“The war must be fought to a finish. Either Germany or England must win and the interests here on the Rhine are ready to fight until Germany wins.”
“Do you think Germany wants war with America?” I asked Thyssen.
“Never!” was his emphatic response. “First, because we have enemies enough, and, secondly, because in peace times, our relations with America are always most friendly. We want them to continue so after the war.”
Thyssen’s remarks could be taken on their face value were it not for the fact that the week before we arrived in these cities General Ludendorf, von Hindenhurg’s chief assistant and co-worker, was there to get the industrial leaders to manufacture more ammunition. Von Falkenhayn had made many enemies in this section because he cut down the ammunition manufacturing until these men were losing money. So the first thing von Hindenburg did was to double all orders for ammunition and war supplies and to send Ludendorf to the industrial centres to make peace with the men who were opposed to the Government.

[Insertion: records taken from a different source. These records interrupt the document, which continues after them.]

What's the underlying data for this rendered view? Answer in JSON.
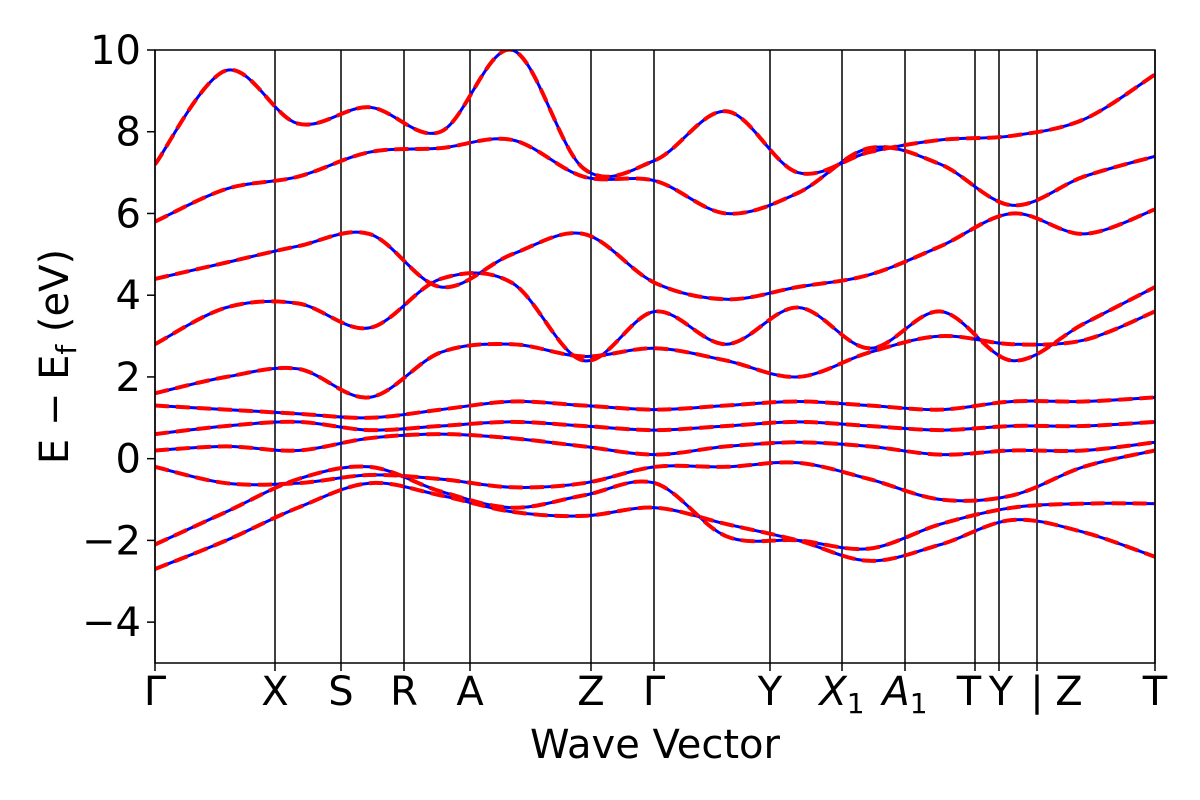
{
  "chart_data": {
    "type": "line",
    "title": "",
    "xlabel": "Wave Vector",
    "ylabel_main": "E − E",
    "ylabel_sub": "f",
    "ylabel_unit": " (eV)",
    "ylim": [
      -5,
      10
    ],
    "yticks": [
      -4,
      -2,
      0,
      2,
      4,
      6,
      8,
      10
    ],
    "ytick_labels": [
      "−4",
      "−2",
      "0",
      "2",
      "4",
      "6",
      "8",
      "10"
    ],
    "xlim": [
      0,
      1
    ],
    "kpoints": [
      {
        "pos": 0.0,
        "label": "Γ",
        "sub": ""
      },
      {
        "pos": 0.12,
        "label": "X",
        "sub": ""
      },
      {
        "pos": 0.186,
        "label": "S",
        "sub": ""
      },
      {
        "pos": 0.249,
        "label": "R",
        "sub": ""
      },
      {
        "pos": 0.315,
        "label": "A",
        "sub": ""
      },
      {
        "pos": 0.436,
        "label": "Z",
        "sub": ""
      },
      {
        "pos": 0.499,
        "label": "Γ",
        "sub": ""
      },
      {
        "pos": 0.615,
        "label": "Y",
        "sub": ""
      },
      {
        "pos": 0.687,
        "label": "X",
        "sub": "1"
      },
      {
        "pos": 0.75,
        "label": "A",
        "sub": "1"
      },
      {
        "pos": 0.82,
        "label": "T",
        "sub": ""
      },
      {
        "pos": 0.844,
        "label": "Y",
        "sub": ""
      },
      {
        "pos": 0.882,
        "label": "Z",
        "sub": ""
      },
      {
        "pos": 1.0,
        "label": "T",
        "sub": ""
      }
    ],
    "path_break": {
      "pos": 0.882,
      "label": "|"
    },
    "grid": false,
    "series": [
      {
        "color": "#ff0000",
        "style": "dashed",
        "bands": [
          [
            -2.7,
            -2.0,
            -1.2,
            -0.6,
            -0.9,
            -1.3,
            -1.4,
            -1.2,
            -1.6,
            -2.0,
            -2.5,
            -2.1,
            -1.5,
            -1.8,
            -2.4
          ],
          [
            -2.1,
            -1.3,
            -0.5,
            -0.2,
            -0.8,
            -1.2,
            -0.9,
            -0.6,
            -1.9,
            -2.0,
            -2.2,
            -1.6,
            -1.2,
            -1.1,
            -1.1
          ],
          [
            -0.2,
            -0.6,
            -0.6,
            -0.4,
            -0.5,
            -0.7,
            -0.6,
            -0.2,
            -0.2,
            -0.1,
            -0.5,
            -1.0,
            -0.9,
            -0.2,
            0.2
          ],
          [
            0.2,
            0.3,
            0.2,
            0.5,
            0.6,
            0.5,
            0.3,
            0.1,
            0.3,
            0.4,
            0.3,
            0.1,
            0.2,
            0.2,
            0.4
          ],
          [
            0.6,
            0.8,
            0.9,
            0.7,
            0.8,
            0.9,
            0.8,
            0.7,
            0.8,
            0.9,
            0.8,
            0.7,
            0.8,
            0.8,
            0.9
          ],
          [
            1.3,
            1.2,
            1.1,
            1.0,
            1.2,
            1.4,
            1.3,
            1.2,
            1.3,
            1.4,
            1.3,
            1.2,
            1.4,
            1.4,
            1.5
          ],
          [
            1.6,
            2.0,
            2.2,
            1.5,
            2.6,
            2.8,
            2.5,
            2.7,
            2.4,
            2.0,
            2.6,
            3.0,
            2.8,
            2.9,
            3.6
          ],
          [
            2.8,
            3.7,
            3.8,
            3.2,
            4.4,
            4.3,
            2.4,
            3.6,
            2.8,
            3.7,
            2.7,
            3.6,
            2.4,
            3.3,
            4.2
          ],
          [
            4.4,
            4.8,
            5.2,
            5.5,
            4.2,
            5.0,
            5.5,
            4.3,
            3.9,
            4.2,
            4.5,
            5.2,
            6.0,
            5.5,
            6.1
          ],
          [
            5.8,
            6.6,
            6.9,
            7.5,
            7.6,
            7.8,
            6.9,
            6.8,
            6.0,
            6.5,
            7.6,
            7.2,
            6.2,
            6.9,
            7.4
          ],
          [
            7.2,
            9.5,
            8.2,
            8.6,
            8.0,
            10.0,
            7.1,
            7.3,
            8.5,
            7.0,
            7.5,
            7.8,
            7.9,
            8.3,
            9.4
          ]
        ]
      },
      {
        "color": "#0000ff",
        "style": "solid",
        "bands": [
          [
            -2.7,
            -2.0,
            -1.2,
            -0.6,
            -0.9,
            -1.3,
            -1.4,
            -1.2,
            -1.6,
            -2.0,
            -2.5,
            -2.1,
            -1.5,
            -1.8,
            -2.4
          ],
          [
            -2.1,
            -1.3,
            -0.5,
            -0.2,
            -0.8,
            -1.2,
            -0.9,
            -0.6,
            -1.9,
            -2.0,
            -2.2,
            -1.6,
            -1.2,
            -1.1,
            -1.1
          ],
          [
            -0.2,
            -0.6,
            -0.6,
            -0.4,
            -0.5,
            -0.7,
            -0.6,
            -0.2,
            -0.2,
            -0.1,
            -0.5,
            -1.0,
            -0.9,
            -0.2,
            0.2
          ],
          [
            0.2,
            0.3,
            0.2,
            0.5,
            0.6,
            0.5,
            0.3,
            0.1,
            0.3,
            0.4,
            0.3,
            0.1,
            0.2,
            0.2,
            0.4
          ],
          [
            0.6,
            0.8,
            0.9,
            0.7,
            0.8,
            0.9,
            0.8,
            0.7,
            0.8,
            0.9,
            0.8,
            0.7,
            0.8,
            0.8,
            0.9
          ],
          [
            1.3,
            1.2,
            1.1,
            1.0,
            1.2,
            1.4,
            1.3,
            1.2,
            1.3,
            1.4,
            1.3,
            1.2,
            1.4,
            1.4,
            1.5
          ],
          [
            1.6,
            2.0,
            2.2,
            1.5,
            2.6,
            2.8,
            2.5,
            2.7,
            2.4,
            2.0,
            2.6,
            3.0,
            2.8,
            2.9,
            3.6
          ],
          [
            2.8,
            3.7,
            3.8,
            3.2,
            4.4,
            4.3,
            2.4,
            3.6,
            2.8,
            3.7,
            2.7,
            3.6,
            2.4,
            3.3,
            4.2
          ],
          [
            4.4,
            4.8,
            5.2,
            5.5,
            4.2,
            5.0,
            5.5,
            4.3,
            3.9,
            4.2,
            4.5,
            5.2,
            6.0,
            5.5,
            6.1
          ],
          [
            5.8,
            6.6,
            6.9,
            7.5,
            7.6,
            7.8,
            6.9,
            6.8,
            6.0,
            6.5,
            7.6,
            7.2,
            6.2,
            6.9,
            7.4
          ],
          [
            7.2,
            9.5,
            8.2,
            8.6,
            8.0,
            10.0,
            7.1,
            7.3,
            8.5,
            7.0,
            7.5,
            7.8,
            7.9,
            8.3,
            9.4
          ]
        ]
      }
    ]
  }
}
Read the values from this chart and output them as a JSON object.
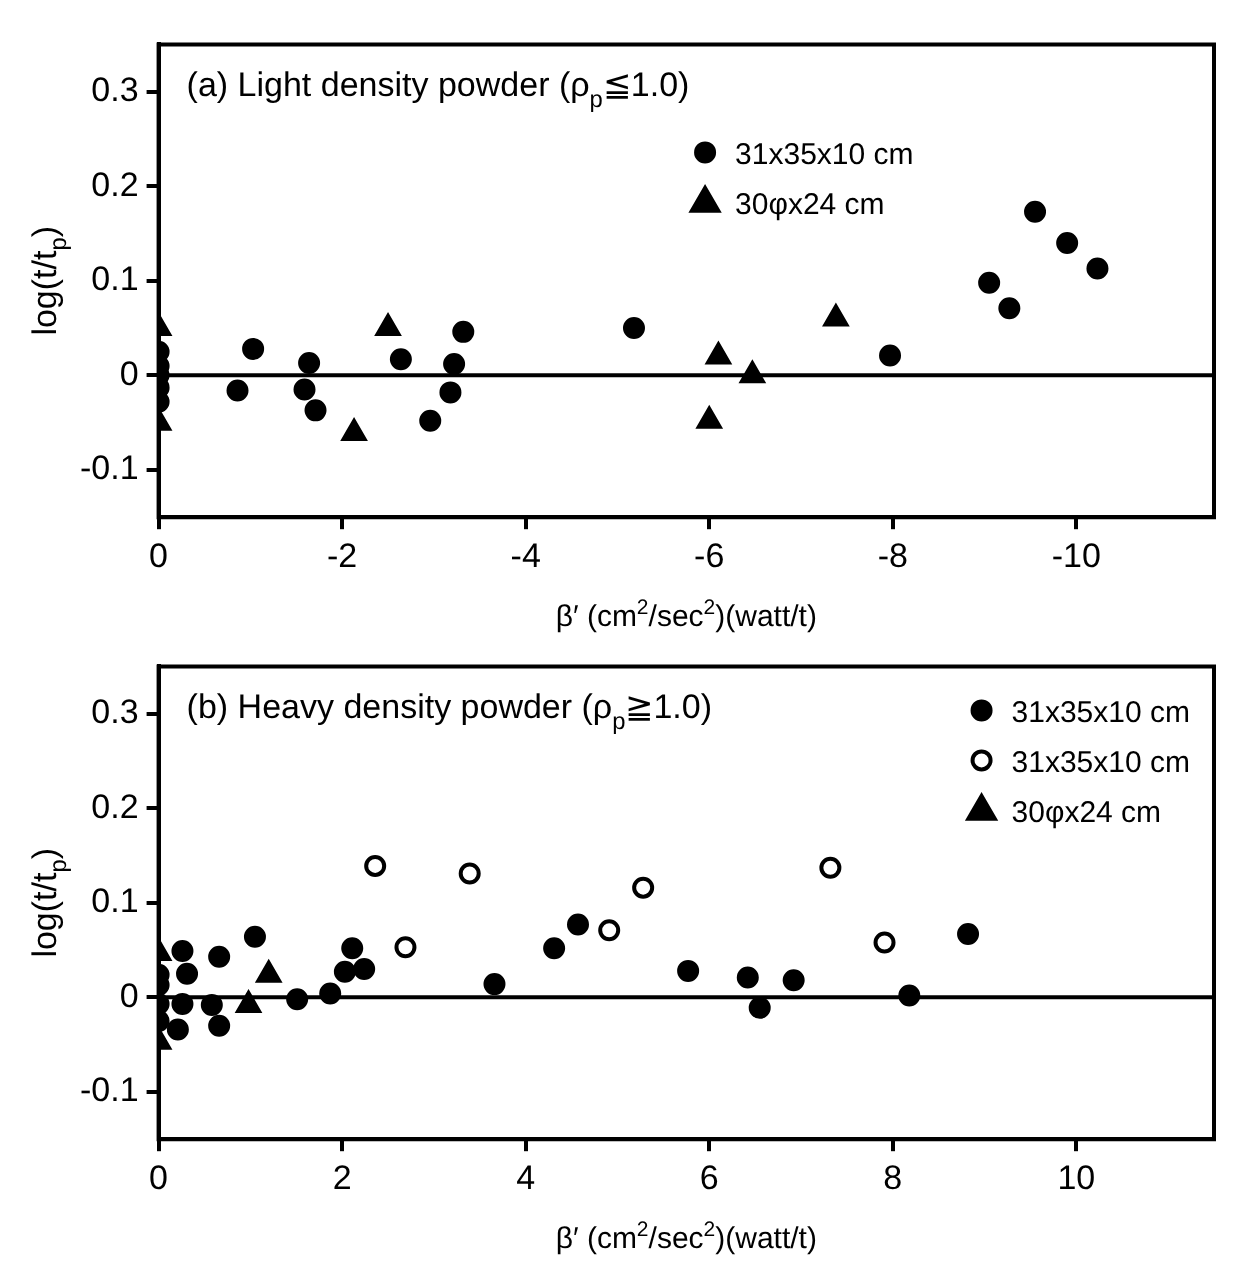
{
  "chart_data": [
    {
      "type": "scatter",
      "title": "(a) Light density powder (ρ$_{p}$≦1.0)",
      "xlabel": "β′ (cm$^{2}$/sec$^{2}$)(watt/t)",
      "ylabel": "log(t/t$_{p}$)",
      "xlim": [
        0,
        -11.5
      ],
      "xticks": [
        0,
        -2,
        -4,
        -6,
        -8,
        -10
      ],
      "ylim": [
        -0.15,
        0.35
      ],
      "yticks": [
        -0.1,
        0,
        0.1,
        0.2,
        0.3
      ],
      "grid": false,
      "legend": "top",
      "ref_lines": [
        {
          "axis": "y",
          "value": 0,
          "color": "#000000"
        }
      ],
      "series": [
        {
          "name": "31x35x10 cm",
          "color": "#000000",
          "marker": "circle",
          "x": [
            0,
            0,
            0,
            0,
            0,
            -0.86,
            -1.03,
            -1.59,
            -1.64,
            -1.71,
            -2.64,
            -2.96,
            -3.18,
            -3.22,
            -3.32,
            -5.18,
            -7.97,
            -9.05,
            -9.27,
            -9.55,
            -9.9,
            -10.23
          ],
          "values": [
            0.025,
            0.01,
            0,
            -0.013,
            -0.028,
            -0.016,
            0.028,
            -0.015,
            0.013,
            -0.037,
            0.017,
            -0.048,
            -0.018,
            0.012,
            0.046,
            0.05,
            0.021,
            0.098,
            0.071,
            0.173,
            0.14,
            0.113
          ]
        },
        {
          "name": "30φx24 cm",
          "color": "#000000",
          "marker": "triangle",
          "x": [
            0,
            0,
            -2.13,
            -2.5,
            -6.0,
            -6.1,
            -6.47,
            -7.38
          ],
          "values": [
            0.05,
            -0.05,
            -0.061,
            0.05,
            -0.048,
            0.02,
            0,
            0.06
          ]
        }
      ]
    },
    {
      "type": "scatter",
      "title": "(b) Heavy density powder (ρ$_{p}$≧1.0)",
      "xlabel": "β′ (cm$^{2}$/sec$^{2}$)(watt/t)",
      "ylabel": "log(t/t$_{p}$)",
      "xlim": [
        0,
        11.5
      ],
      "xticks": [
        0,
        2,
        4,
        6,
        8,
        10
      ],
      "ylim": [
        -0.15,
        0.35
      ],
      "yticks": [
        -0.1,
        0,
        0.1,
        0.2,
        0.3
      ],
      "grid": false,
      "legend": "top right",
      "ref_lines": [
        {
          "axis": "y",
          "value": 0,
          "color": "#000000"
        }
      ],
      "series": [
        {
          "name": "31x35x10 cm",
          "color": "#000000",
          "marker": "circle",
          "x": [
            0,
            0,
            0,
            0,
            0.26,
            0.31,
            0.26,
            0.21,
            0.58,
            0.66,
            0.66,
            1.05,
            1.51,
            1.87,
            2.03,
            2.11,
            2.24,
            3.66,
            4.31,
            4.57,
            5.77,
            6.42,
            6.55,
            6.92,
            8.18,
            8.82
          ],
          "values": [
            0.013,
            0.024,
            -0.007,
            -0.025,
            0.049,
            0.025,
            -0.007,
            -0.034,
            -0.008,
            0.043,
            -0.03,
            0.064,
            -0.002,
            0.004,
            0.027,
            0.052,
            0.03,
            0.014,
            0.052,
            0.077,
            0.028,
            0.021,
            -0.011,
            0.018,
            0.002,
            0.067
          ]
        },
        {
          "name": "31x35x10 cm",
          "color": "#ffffff",
          "marker": "circle",
          "x": [
            2.36,
            2.69,
            3.39,
            4.91,
            5.28,
            7.32,
            7.91
          ],
          "values": [
            0.139,
            0.053,
            0.131,
            0.071,
            0.116,
            0.137,
            0.058
          ]
        },
        {
          "name": "30φx24 cm",
          "color": "#000000",
          "marker": "triangle",
          "x": [
            0,
            0,
            0.98,
            1.2
          ],
          "values": [
            0.047,
            -0.047,
            -0.008,
            0.024
          ]
        }
      ]
    }
  ]
}
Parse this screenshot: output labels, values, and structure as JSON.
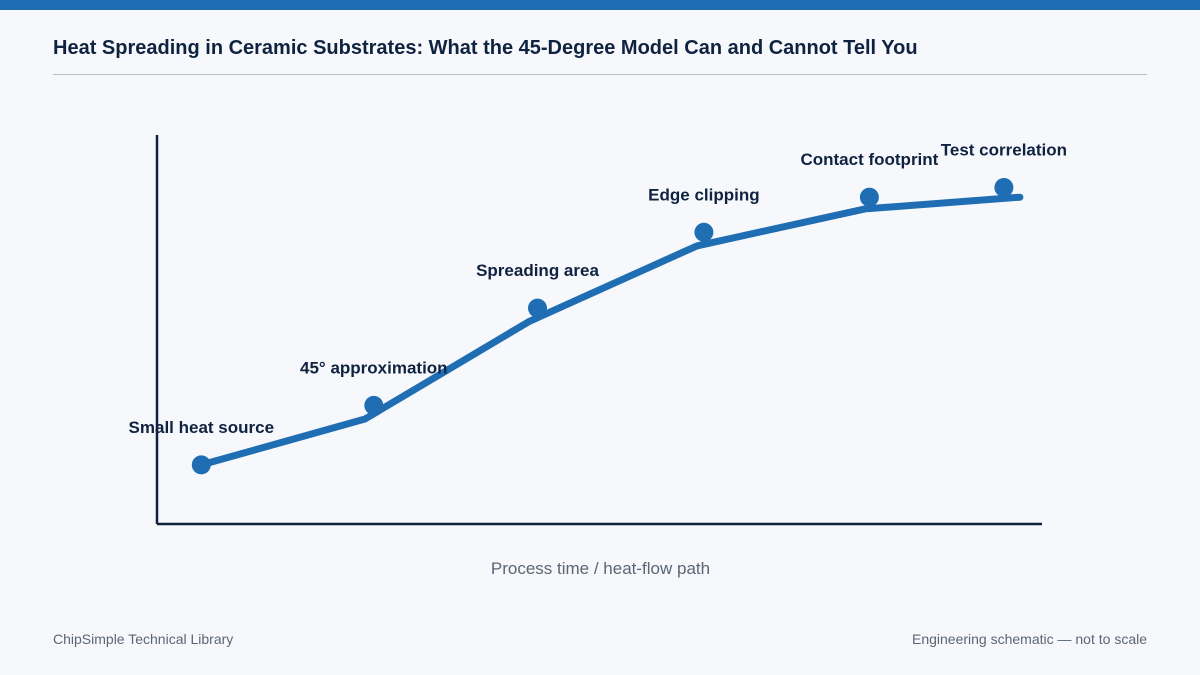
{
  "header": {
    "title": "Heat Spreading in Ceramic Substrates: What the 45-Degree Model Can and Cannot Tell You"
  },
  "footer": {
    "left": "ChipSimple Technical Library",
    "right": "Engineering schematic — not to scale"
  },
  "colors": {
    "accent": "#1f6db3",
    "axis": "#0f2340",
    "label": "#0f2340",
    "xlabel": "#5b6675"
  },
  "chart_data": {
    "type": "line",
    "title": "",
    "xlabel": "Process time / heat-flow path",
    "ylabel": "",
    "xlim": [
      0,
      1
    ],
    "ylim": [
      0,
      1
    ],
    "grid": false,
    "legend": "none",
    "series": [
      {
        "x": [
          0.05,
          0.235,
          0.42,
          0.61,
          0.8,
          0.975
        ],
        "y": [
          0.152,
          0.27,
          0.52,
          0.715,
          0.81,
          0.84
        ]
      }
    ],
    "points": [
      {
        "label": "Small heat source",
        "x": 0.05,
        "y": 0.152
      },
      {
        "label": "45° approximation",
        "x": 0.245,
        "y": 0.305
      },
      {
        "label": "Spreading area",
        "x": 0.43,
        "y": 0.555
      },
      {
        "label": "Edge clipping",
        "x": 0.618,
        "y": 0.75
      },
      {
        "label": "Contact footprint",
        "x": 0.805,
        "y": 0.84
      },
      {
        "label": "Test correlation",
        "x": 0.957,
        "y": 0.865
      }
    ]
  }
}
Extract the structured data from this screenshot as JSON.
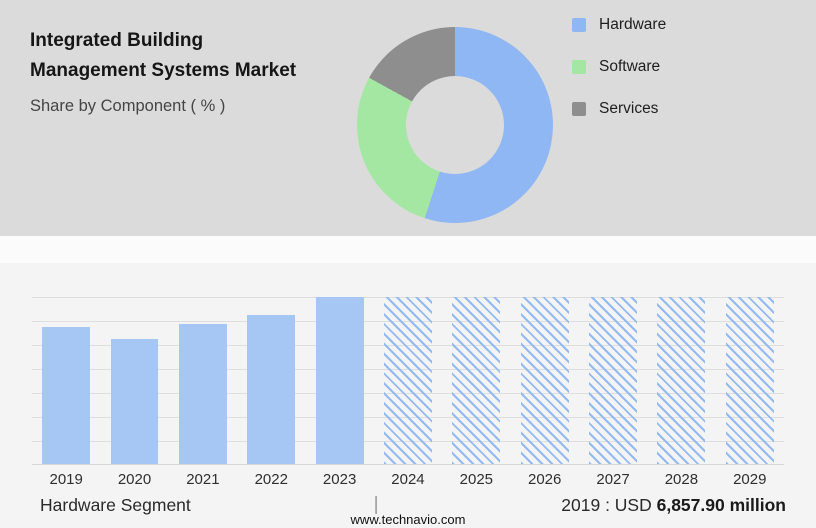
{
  "header": {
    "title_line1": "Integrated Building",
    "title_line2": "Management Systems Market",
    "subtitle": "Share by Component ( % )"
  },
  "legend": {
    "items": [
      {
        "label": "Hardware",
        "color": "#8FB7F3"
      },
      {
        "label": "Software",
        "color": "#A4E7A2"
      },
      {
        "label": "Services",
        "color": "#8E8E8E"
      }
    ]
  },
  "footer": {
    "segment_label": "Hardware Segment",
    "separator": "|",
    "value_prefix": "2019 : USD ",
    "value_bold": "6,857.90 million",
    "website": "www.technavio.com"
  },
  "colors": {
    "top_background": "#DBDBDB",
    "band_background": "#FBFBFB",
    "bottom_background": "#F4F4F4",
    "gridline": "#DEDEDE"
  },
  "chart_data": [
    {
      "type": "pie",
      "donut": true,
      "title": "Share by Component ( % )",
      "labels": [
        "Hardware",
        "Software",
        "Services"
      ],
      "values_est_pct": [
        55,
        28,
        17
      ],
      "colors": [
        "#8FB7F3",
        "#A4E7A2",
        "#8E8E8E"
      ],
      "legend_position": "right",
      "start_angle_deg": 0,
      "note": "Slice percentages are not labeled in the image; values estimated from arc angles"
    },
    {
      "type": "bar",
      "categories": [
        "2019",
        "2020",
        "2021",
        "2022",
        "2023",
        "2024",
        "2025",
        "2026",
        "2027",
        "2028",
        "2029"
      ],
      "values_pct_of_plot_height": [
        82,
        75,
        84,
        89,
        100,
        100,
        100,
        100,
        100,
        100,
        100
      ],
      "forecast": [
        false,
        false,
        false,
        false,
        false,
        true,
        true,
        true,
        true,
        true,
        true
      ],
      "bar_color": "#A6C6F3",
      "hatch_color": "#93BBF1",
      "known_value_label": "2019 : USD 6,857.90 million",
      "xlabel": "",
      "ylabel": "",
      "y_axis_labels_visible": false,
      "grid": true,
      "note": "2024-2029 are diagonal-hatched full-height forecast placeholders; y-axis has no tick labels"
    }
  ]
}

Thus from May to November German politics went through a period of transformation. No one knew exactly what would happen,—there were so many conflicting opinions. Political parties, industrial leaders and the press were so divided it was evident that something would have to be done or the German political organisation would strike a rock and go to pieces. The Socialists were still demanding election reforms during the war. The National Liberals were intriguing for a Reichstag Committee to have equal authority with the Foreign Office in dealing with all matters of international affairs. The landowners, who were losing money because the Government was confiscating so much food, were not only criticising von Bethmann-Hollweg but holding back as much food as they could for higher prices. The industrial leaders, who had been losing money because von Falkenhayn had decreased ammunition orders, were only partially satisfied by von Hindenburg’s step because they realised that unless the war was intensified the Government would not need such supplies indefinitely. They saw, too, that the attitude of President Wilson had so injured what little standing they still had in the neutral world that unless Germany won the war in a decisive way, their world connections would disappear forever and they would be forced to begin all over after the war. Faced by this predicament, they demanded a ruthless submarine warfare against all shipping in order that not only England but every other power should suffer, because the more ships and property of the enemies destroyed the more their chances with the rest of the world would be equalised when the war was over. Food conditions were becoming worse, the people were becoming more dissatisfied; losses on the battlefields were touching nearly every family. Depression was growing. Every one felt that something had to be done and done immediately.